What about examples of things that went wrong?

Morris: We had one man who passed out...

Gibson: ... right when the gunshot during the play went off.

Morris: He’d been sky-diving that day and had a little to drink. This was back when we were in our old theater next to the Vortex, and the gunfire cue comes from outside.

Gibson: The woman with the man started screaming, “Help, we need help!” I was downstairs at the time, and I made it up those 30 steps in three jumps.

Morris: The audience initially thought there’d been a drive-by shooting. When the man woke up, he bolted out of the theater.
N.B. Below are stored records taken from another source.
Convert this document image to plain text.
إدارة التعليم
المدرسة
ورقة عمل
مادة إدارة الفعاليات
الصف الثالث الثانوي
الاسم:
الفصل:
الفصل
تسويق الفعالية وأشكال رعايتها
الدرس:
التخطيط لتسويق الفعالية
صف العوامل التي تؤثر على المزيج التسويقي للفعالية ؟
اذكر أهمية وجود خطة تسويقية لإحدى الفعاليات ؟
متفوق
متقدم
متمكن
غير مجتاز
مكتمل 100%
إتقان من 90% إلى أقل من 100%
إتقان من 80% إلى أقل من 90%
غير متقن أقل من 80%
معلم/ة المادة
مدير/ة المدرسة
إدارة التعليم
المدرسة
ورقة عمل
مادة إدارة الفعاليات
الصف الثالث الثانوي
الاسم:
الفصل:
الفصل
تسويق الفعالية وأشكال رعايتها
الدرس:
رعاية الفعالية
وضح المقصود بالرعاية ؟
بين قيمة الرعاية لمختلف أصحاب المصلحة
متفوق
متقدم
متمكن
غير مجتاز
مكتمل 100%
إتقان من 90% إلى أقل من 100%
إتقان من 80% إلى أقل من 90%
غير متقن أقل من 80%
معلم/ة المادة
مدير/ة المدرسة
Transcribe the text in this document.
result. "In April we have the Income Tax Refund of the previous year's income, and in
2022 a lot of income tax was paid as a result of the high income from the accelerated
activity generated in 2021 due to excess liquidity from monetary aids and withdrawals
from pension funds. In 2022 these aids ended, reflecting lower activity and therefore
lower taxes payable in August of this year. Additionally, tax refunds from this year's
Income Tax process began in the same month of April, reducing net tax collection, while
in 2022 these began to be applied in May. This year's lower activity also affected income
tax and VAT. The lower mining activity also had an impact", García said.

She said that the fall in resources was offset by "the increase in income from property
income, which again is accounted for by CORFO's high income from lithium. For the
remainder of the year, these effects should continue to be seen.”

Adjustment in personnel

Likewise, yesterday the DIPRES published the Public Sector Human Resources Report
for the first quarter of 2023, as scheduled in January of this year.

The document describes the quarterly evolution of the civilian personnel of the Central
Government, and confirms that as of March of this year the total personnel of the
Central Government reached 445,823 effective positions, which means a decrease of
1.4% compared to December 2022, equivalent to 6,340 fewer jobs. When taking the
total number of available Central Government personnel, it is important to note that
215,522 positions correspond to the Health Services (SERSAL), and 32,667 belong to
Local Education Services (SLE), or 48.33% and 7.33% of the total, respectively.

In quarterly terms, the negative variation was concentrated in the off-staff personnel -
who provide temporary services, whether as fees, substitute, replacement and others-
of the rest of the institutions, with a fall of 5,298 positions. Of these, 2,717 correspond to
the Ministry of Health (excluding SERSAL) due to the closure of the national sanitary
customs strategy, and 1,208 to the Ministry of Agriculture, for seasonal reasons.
But we called 911, he was OK, everything was fine, then we backed it up one scene and started the play again.

What’s next for the Ansley Park Playhouse?

Gibson: We decided to bring Veranda back as a holiday show beginning Oct. 3, and because we enjoy the show so much. Then in March we’ll be debuting a new comedy, A Sunday Afternoon at Loehman’s. We didn’t want the new show to be coming out while we’re in Los Angeles. When we first start a show, it takes so much energy and so much focus. We don’t want to put on a bad show, because it affects us in the long term. With Loehman’s there’s going to be greater pressure to make it right immediately, after Peachtree Battle.